Earlier this year in the week of January 23 the GREAT School on the Science and Techniques of Gaia, organized by the GREAT Initial Training Network, was held at the Lorentz Center in Leiden. The school was intended for the ITN PhD students, most of whom had just started their PhD research, and a number of students from outside the network were also invited. The school consisted of morning lectures, treating the major Gaia science topics that are covered by the GREAT ITN, and afternoon exercises aimed at giving the students a flavour of what it will be like to work with the huge Gaia catalogue.
The exercises consisted of exploring various aspects of the simulated data contained in the Gaia Universe Model Snapshot version 10 (described here). The students worked in groups on exercises which involved interrogating the GUMS data set in order to research various aspects of the structure and dynamics of the Milky Way. GUMS contains 1.6 billion stars and represents a non-trivial data set to work with. For these exercises the students used a custom developed Java framework based on Hadoop, provided to them on a virtual machine (containing a small subset of the GUMS data set) which they installed on their notebooks. The virtual machine and Hadoop framework were prepared by Daniel Tapiador and William O'Mullane at ESAC.
For the exercise groups that managed to get their code working quickly there was the opportunity to run the code against the full GUMS data set which was stored in 'the cloud' at Amazon. This provided a taste of the future possibility of 'bringing the processing to the data'.
The pictures above show the results obtained by the students:
- Figure 1. The distribution of stars near the sun in the space of U and V velocities
- Figure 2. The distribution of stars in energy and angular momentum, showing prominently the disk (red colours) and halo (blue cloud of points) of the Milky Way.
- Figure 3. The colour magnitude diagram for a field toward the Galactic pole. The diagram includes the effects of extinction (in the colour only) and was obtained by running the Hadoop code on Amazon.
- Figure 4. All sky star count map for O, B, and A stars, illustrating that these types of stars are confined mostly to the Milky Way's disk.
- Figure 5. Star counts for stars within 2.5 kpc from the sun. The 'holes' in the star count maps are artefacts of the small GUMS subset used to produce the diagrams.
- Figure 6. Stellar density as a function of height above the Galactic plane. Also in this case the full GUMS data set on Amazon was used.
- Figure 7. The V-component of the space velocity of stars plotted as a function of [Fe/H] for stars near the sun. The diagram shows the disk stars at high [Fe/H] and V values and the halo at low values of [Fe/H] and V.
- Figure 8. The W-component of the space velocity of stars near the sun as a function of age, showing the well known increase of the vertical velocity dispersion with age.
- Figure 9. Stellar density in the Galactic plane.

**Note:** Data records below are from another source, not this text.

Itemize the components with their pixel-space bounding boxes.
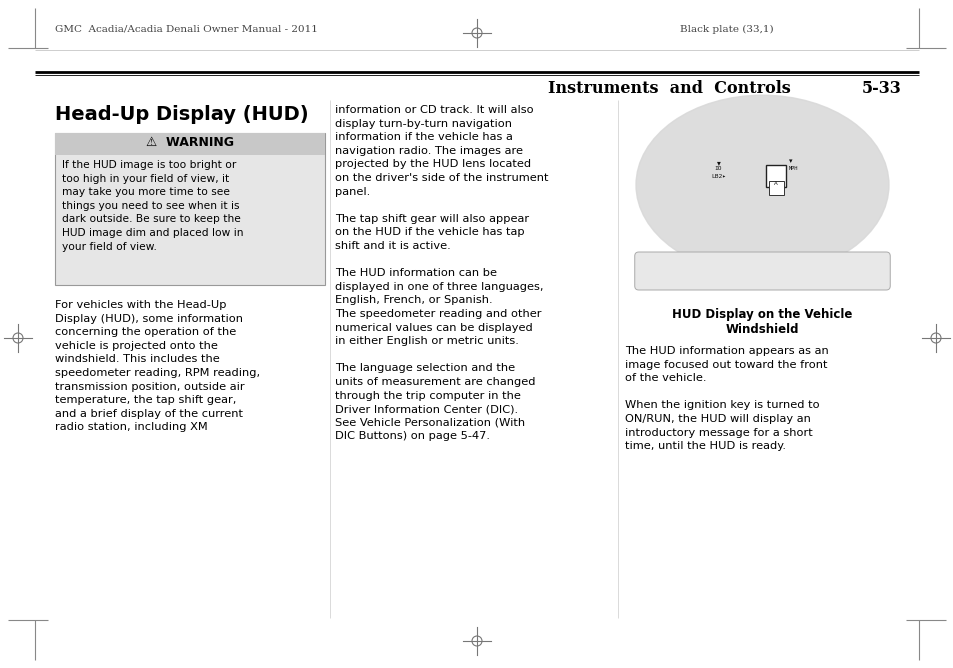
Text: A: A <box>774 180 778 186</box>
Text: The HUD information appears as an
image focused out toward the front
of the vehi: The HUD information appears as an image … <box>624 346 828 451</box>
Text: ⚠  WARNING: ⚠ WARNING <box>146 136 233 149</box>
Text: Head-Up Display (HUD): Head-Up Display (HUD) <box>55 105 309 124</box>
Text: Instruments  and  Controls: Instruments and Controls <box>547 80 790 97</box>
Text: LB2▸: LB2▸ <box>710 174 725 178</box>
Text: If the HUD image is too bright or
too high in your field of view, it
may take yo: If the HUD image is too bright or too hi… <box>62 160 243 252</box>
FancyBboxPatch shape <box>634 252 889 290</box>
FancyBboxPatch shape <box>768 180 783 194</box>
Ellipse shape <box>636 96 888 275</box>
FancyBboxPatch shape <box>55 133 325 285</box>
Text: ▾: ▾ <box>788 158 792 164</box>
Text: Windshield: Windshield <box>725 323 799 336</box>
Text: HUD Display on the Vehicle: HUD Display on the Vehicle <box>672 308 852 321</box>
Text: MPH: MPH <box>788 166 798 170</box>
Text: 5-33: 5-33 <box>862 80 901 97</box>
Text: Black plate (33,1): Black plate (33,1) <box>679 25 773 34</box>
FancyBboxPatch shape <box>765 164 785 186</box>
Text: IO: IO <box>714 166 721 170</box>
Bar <box>55 133 325 155</box>
Bar <box>624 103 899 298</box>
Text: ▾: ▾ <box>716 158 720 166</box>
Text: For vehicles with the Head-Up
Display (HUD), some information
concerning the ope: For vehicles with the Head-Up Display (H… <box>55 300 260 432</box>
Text: information or CD track. It will also
display turn-by-turn navigation
informatio: information or CD track. It will also di… <box>335 105 548 442</box>
Text: GMC  Acadia/Acadia Denali Owner Manual - 2011: GMC Acadia/Acadia Denali Owner Manual - … <box>55 25 317 34</box>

This shows the expected reach of Gaia and the effects of high extinction regions (the 'spokes' radiating out from the position of the sun). This result was also obtained from the full GUMS data set in the cloud. See also this picture of the week.
- Figure 10. The average heliocentric radial velocity of stars within 2.5 kpc from the Sun, showing where the asymmetric distribution is due to a combination of asymmetric drift and the sun's motion with respect to the Local Standard of Rest. This effect is also seen clearly the RAVE survey data. Also this last diagram was obtained from the GUMS data set in the cloud.